Cometh the hour, cometh… Stephen Doughty, minister for obfuscation. MPs impertinently wished to know what the Government was doing to help the war in the Persian Gulf. Specifically, what about the Strait of Hormuz? We habitues of Mykonos nightclubs talk of little else.
Foreign Secretary Yvette Cooper would not demean herself by answering an urgent question from her Conservative oppo’, Dame Priti Patel. Yvette found she had an urgent call with the US secretary of state. To the Commons she therefore sent her slightly sweaty sidekick, Mr Doughty. Oh no!
He lumbered in gripping a red folder. As he took his seat one could almost hear a low ‘boingggg’ from the bench’s springs. Mr Doughty – about whom there is something of the late actor Roy Kinnear – sat with his flattish feet splayed at ten-to-two. He pursed his lips so much, he may have been parping to himself Oystein Baadsvik’s tuba solo, Fnugg Blue. Mr Doughty ran a fond hand down his magnificent tummy. It was 3.25pm, an hour when bears can feel nostalgic for lunch.
Sir Keir Starmer had already done one of his characteristically magnetic turns at a morning press conference. The PM, in whom the early stages of lockjaw (if not rigor mortis) may be apparent, stood at his lectern and swayed. He did a fair amount of blinking yet the rest of him was rigid. His voice, as ever, was that of a frogman yet to remove goggles and snorkel.
Sir Keir Starmer during a press conference on the Middle East crisis on Monday, March 16
To Brother Doughty, therefore, fell the burden of elucidating, to our democratic legislature and an anxious nation, the wishes, demands and cunning strategy of the Starmer regime in the matter of this Iranian war.
The minister began as he intended to continue, namely by saying the Prime Minister had ‘set out very clearly that the Straits of Hormuz are vital’. Well, yes, but what was our diplomatic and military response? Mr Doughty said resources had been ‘pre-positioned’, adding: ‘The Prime Minister has been clear about that.’
Nonetheless, MPs had questions. Dame Priti suggested we could not ‘sit on the fence’. Mr Doughty hooked an eyebrow and blurted that ‘we’ve been very clear about our objectives’. The Lib Dems were hot for more aggression. V hawkish, indeed, were the yellow team. Unfortunately for those who believe in the transatlantic alliance, the fight the Libs sought was with Washington, not Tehran.
Mr Doughty noted the Lib Dems’ spokesman had set out his view ‘clearly’ and continued ‘I will be clear that the Prime Minister has a clear approach to this crisis’. Labour MPs nodded. Others scrunched their faces and said ‘eh?’ Mr Doughty continued: ‘I need to be clear. We are clear. I will also be clear.’

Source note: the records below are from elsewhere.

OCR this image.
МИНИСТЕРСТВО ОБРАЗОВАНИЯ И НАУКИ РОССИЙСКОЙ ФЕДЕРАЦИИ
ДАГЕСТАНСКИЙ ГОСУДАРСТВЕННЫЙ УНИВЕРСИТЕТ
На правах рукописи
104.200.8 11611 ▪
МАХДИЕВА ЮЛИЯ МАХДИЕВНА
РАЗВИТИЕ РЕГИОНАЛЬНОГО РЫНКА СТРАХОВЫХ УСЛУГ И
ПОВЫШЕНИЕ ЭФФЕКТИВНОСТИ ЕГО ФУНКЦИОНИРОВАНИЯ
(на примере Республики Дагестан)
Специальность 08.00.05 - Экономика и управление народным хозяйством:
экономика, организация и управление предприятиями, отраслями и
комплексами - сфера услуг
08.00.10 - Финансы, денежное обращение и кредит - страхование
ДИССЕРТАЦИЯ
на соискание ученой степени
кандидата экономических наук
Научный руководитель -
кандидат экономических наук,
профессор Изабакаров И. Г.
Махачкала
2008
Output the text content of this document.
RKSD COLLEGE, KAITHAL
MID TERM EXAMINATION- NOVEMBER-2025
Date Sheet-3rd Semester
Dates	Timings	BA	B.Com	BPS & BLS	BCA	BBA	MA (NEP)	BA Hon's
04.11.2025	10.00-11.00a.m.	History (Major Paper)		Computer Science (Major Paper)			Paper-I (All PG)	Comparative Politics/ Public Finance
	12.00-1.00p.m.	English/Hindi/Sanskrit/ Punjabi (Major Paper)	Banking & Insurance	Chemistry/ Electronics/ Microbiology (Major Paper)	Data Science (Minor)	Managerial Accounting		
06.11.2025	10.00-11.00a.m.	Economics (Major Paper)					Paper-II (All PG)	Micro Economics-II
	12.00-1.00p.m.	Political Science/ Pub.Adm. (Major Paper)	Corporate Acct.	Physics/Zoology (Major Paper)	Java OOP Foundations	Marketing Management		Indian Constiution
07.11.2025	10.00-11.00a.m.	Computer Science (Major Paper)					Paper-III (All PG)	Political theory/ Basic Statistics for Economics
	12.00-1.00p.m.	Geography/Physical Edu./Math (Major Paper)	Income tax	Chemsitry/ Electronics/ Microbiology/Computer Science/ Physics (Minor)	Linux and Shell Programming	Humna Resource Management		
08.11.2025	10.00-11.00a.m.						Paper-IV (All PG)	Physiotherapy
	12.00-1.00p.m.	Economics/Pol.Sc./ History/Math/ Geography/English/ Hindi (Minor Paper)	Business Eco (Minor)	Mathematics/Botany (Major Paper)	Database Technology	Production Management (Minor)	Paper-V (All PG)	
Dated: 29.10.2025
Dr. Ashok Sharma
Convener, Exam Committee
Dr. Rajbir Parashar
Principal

Foreign Office minister Stephen Doughty, or ‘minister for obfuscation’, says Quentin Letts
He was happy to announce the US treasury secretary had ‘made clear’ some position or other. A damp lick of his fringe started to work free from the rest of his hairdo at 4.10pm. By 4.19pm it was dangling like an abandoned telephone receiver.
In addition to his ‘clear’ routine, Mr Doughty said perhaps ten times that Iran had been ‘reckless’. He also kept talking about ‘our European partners’. Sir Oliver Dowden (Con, Hertsmere) hoped we would support allies in the Gulf. Mr Doughty said, twice, the PM had ‘set out very clearly’ what we were doing. Sir Keir had also been ‘decisive’. Someone laughed.
Sir Bernard Jenkin (Con, Harwich), Andy McDonald (Lab, Middlesbrough), John McDonnell (Lab, Hayes), Brendan O’Hara (SNP, Argyll), Alicia Kearns (Con, Rutland), Peregrine Moonshine (Lab, Redruth), Vikki Slade (Lib Dem, Mid Dorset), Sir Iain Duncan Smith (Con, Chingford), Kim Johnson (Lab, Riverside), Adnan Hussain (Ind, Blackburn), David Reed (Con, Exmouth), Dame Chi Onwurah (Lab, Newcastle C) and Ayoub Khan (Ind, Perry Barr) were told Sir Keir had been ‘clear’, sometimes ‘very’ or ‘very, very clear’. Some were told this twice.
There may have been more. You couldn’t catch every one. It was like a drone attack.